Sarebbero in pericolo circa due milioni di bambine, che a causa della crisi economica conseguente alla pandemia ha dovuto lasciare la scuola, tornando alla mercé delle proprie famiglie e delle loro volontà. Kenya, Somalia ed Egitto sono, secondo i dati, i Paesi nei quali avviene il maggior numero di mutilazioni genitali femminili: sono circa 27 milioni le donne nel mondo che sono state costrette a subirla.
Negli ultimi decenni la pratica della mutilazione genitale femminile è stata sensibilmente ridotta soprattutto grazie alla sensibilizzazione e alla lotta messa in atto dalle svariate associazioni a livello mondiale. L’Agenda ONU aveva stabilito come anno di raggiungimento del traguardo ‘zero MGF’ il 2030 ma la pandemia ha stravolto tutto. Anche secondo il rapporto dell’Amref Health Africa il Coronavirus ha rallentato il processo, ritardandolo di circa 2 anni. Ciò a causa del distanziamento sociale che mette in difficoltà il processo di sensibilizzazione ed empowerment femminile; a causa della chiusura delle scuole e quindi della permanenza a casa; a causa dell’aumento della povertà che ha aumentato il numero di matrimoni precoci.
Anche i servizi di assistenza sanitaria e di reinserimento in comunità, molto utili per combattere la pratica della mutilazione, sono sensibilmente diminuiti con la pandemia.

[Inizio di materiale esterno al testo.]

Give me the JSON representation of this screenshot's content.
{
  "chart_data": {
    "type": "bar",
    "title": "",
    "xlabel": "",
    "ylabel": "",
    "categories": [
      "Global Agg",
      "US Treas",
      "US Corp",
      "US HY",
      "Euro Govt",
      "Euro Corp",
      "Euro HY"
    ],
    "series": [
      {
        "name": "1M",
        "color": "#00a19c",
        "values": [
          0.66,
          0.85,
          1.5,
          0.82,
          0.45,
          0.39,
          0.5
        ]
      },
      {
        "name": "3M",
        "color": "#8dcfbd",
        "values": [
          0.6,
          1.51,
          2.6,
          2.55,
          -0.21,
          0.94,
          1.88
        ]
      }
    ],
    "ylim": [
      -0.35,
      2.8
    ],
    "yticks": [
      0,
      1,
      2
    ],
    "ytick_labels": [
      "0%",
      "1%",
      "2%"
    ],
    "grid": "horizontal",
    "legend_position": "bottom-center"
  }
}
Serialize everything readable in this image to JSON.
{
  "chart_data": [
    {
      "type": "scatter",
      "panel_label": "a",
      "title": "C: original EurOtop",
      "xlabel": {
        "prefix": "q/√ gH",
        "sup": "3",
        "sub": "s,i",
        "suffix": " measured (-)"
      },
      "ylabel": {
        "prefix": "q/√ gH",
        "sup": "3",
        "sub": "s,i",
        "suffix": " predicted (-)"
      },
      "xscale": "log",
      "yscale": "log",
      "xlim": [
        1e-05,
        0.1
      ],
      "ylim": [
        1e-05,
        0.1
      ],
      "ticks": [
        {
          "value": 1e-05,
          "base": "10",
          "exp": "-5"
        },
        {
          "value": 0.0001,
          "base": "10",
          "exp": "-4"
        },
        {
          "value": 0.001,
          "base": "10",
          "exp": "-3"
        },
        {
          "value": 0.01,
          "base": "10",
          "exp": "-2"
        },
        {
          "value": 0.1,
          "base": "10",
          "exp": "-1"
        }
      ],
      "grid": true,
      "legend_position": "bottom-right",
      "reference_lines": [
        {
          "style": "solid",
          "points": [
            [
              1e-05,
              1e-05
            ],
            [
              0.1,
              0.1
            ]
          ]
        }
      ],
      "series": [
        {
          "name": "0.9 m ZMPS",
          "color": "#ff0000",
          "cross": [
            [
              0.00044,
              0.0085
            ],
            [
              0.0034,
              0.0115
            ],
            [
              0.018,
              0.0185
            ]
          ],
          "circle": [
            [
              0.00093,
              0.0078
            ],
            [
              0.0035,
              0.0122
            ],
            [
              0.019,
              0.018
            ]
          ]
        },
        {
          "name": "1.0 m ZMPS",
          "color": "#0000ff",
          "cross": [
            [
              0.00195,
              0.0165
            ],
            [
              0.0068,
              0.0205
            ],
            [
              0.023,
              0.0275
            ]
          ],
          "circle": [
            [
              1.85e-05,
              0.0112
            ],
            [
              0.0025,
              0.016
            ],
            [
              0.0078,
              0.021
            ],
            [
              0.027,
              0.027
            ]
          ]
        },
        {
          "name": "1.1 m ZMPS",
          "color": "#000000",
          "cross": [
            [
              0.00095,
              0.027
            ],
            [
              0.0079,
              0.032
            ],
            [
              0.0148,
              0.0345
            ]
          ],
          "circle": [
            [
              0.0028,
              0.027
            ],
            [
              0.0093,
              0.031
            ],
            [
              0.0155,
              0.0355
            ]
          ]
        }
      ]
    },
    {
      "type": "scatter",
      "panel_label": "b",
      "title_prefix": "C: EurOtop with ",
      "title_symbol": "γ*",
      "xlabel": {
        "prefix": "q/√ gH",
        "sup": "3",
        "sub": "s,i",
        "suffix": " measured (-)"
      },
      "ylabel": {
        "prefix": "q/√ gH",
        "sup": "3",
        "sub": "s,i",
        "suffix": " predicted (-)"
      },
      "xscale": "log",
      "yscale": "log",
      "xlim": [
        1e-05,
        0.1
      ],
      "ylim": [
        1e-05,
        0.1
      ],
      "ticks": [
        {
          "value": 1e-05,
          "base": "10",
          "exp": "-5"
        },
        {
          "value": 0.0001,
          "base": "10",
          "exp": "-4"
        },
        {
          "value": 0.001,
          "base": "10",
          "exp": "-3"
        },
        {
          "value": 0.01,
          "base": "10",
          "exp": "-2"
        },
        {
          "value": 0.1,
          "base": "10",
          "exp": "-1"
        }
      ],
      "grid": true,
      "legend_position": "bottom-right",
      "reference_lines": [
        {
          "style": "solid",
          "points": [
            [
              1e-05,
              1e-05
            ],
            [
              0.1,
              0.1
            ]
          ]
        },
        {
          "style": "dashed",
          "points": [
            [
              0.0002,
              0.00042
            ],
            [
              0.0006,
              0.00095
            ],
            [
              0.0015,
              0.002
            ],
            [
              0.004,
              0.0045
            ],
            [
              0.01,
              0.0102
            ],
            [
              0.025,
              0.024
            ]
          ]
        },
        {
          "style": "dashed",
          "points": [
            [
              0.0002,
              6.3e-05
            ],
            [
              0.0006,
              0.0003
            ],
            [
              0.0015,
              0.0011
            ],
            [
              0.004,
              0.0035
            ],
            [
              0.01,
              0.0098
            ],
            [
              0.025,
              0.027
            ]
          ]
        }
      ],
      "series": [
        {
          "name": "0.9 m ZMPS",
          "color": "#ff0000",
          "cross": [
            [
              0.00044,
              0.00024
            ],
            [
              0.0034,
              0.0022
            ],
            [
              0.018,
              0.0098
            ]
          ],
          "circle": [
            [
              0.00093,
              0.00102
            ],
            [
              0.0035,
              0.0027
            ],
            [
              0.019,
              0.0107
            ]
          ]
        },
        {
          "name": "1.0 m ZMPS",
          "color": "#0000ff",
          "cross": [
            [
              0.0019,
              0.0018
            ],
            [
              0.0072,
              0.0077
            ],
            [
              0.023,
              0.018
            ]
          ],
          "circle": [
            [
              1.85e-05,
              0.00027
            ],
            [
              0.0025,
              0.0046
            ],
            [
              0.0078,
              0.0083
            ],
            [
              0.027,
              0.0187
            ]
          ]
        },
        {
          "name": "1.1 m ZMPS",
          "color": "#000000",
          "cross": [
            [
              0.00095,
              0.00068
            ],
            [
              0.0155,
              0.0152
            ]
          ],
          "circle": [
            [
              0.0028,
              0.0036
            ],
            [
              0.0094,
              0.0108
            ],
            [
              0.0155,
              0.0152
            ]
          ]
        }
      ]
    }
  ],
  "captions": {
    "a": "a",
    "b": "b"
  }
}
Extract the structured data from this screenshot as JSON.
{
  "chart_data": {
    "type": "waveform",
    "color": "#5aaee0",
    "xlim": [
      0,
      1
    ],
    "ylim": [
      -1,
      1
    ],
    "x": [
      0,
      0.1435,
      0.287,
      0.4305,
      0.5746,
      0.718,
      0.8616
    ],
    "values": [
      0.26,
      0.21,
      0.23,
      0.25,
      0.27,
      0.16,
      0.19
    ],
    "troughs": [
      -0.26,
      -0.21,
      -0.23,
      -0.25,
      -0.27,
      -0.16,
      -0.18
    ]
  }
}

La sensibilizzazione è uno degli strumenti più efficaci per prevenire la violenza di genere e quindi anche la mutilazione genitale femminile. Sono numerose le donne che si sono esposte per raccontare la propria storia e la propria esperienza. Una di esse è Ifrah Ahmed, l’attivista somala che ha subito essa stessa l’atroce pratica e lotta per combatterla attraverso le molteplici associazioni da lei fondate. Alla sua vita è ispirato il film del 2019 A Girl from Mogadishu.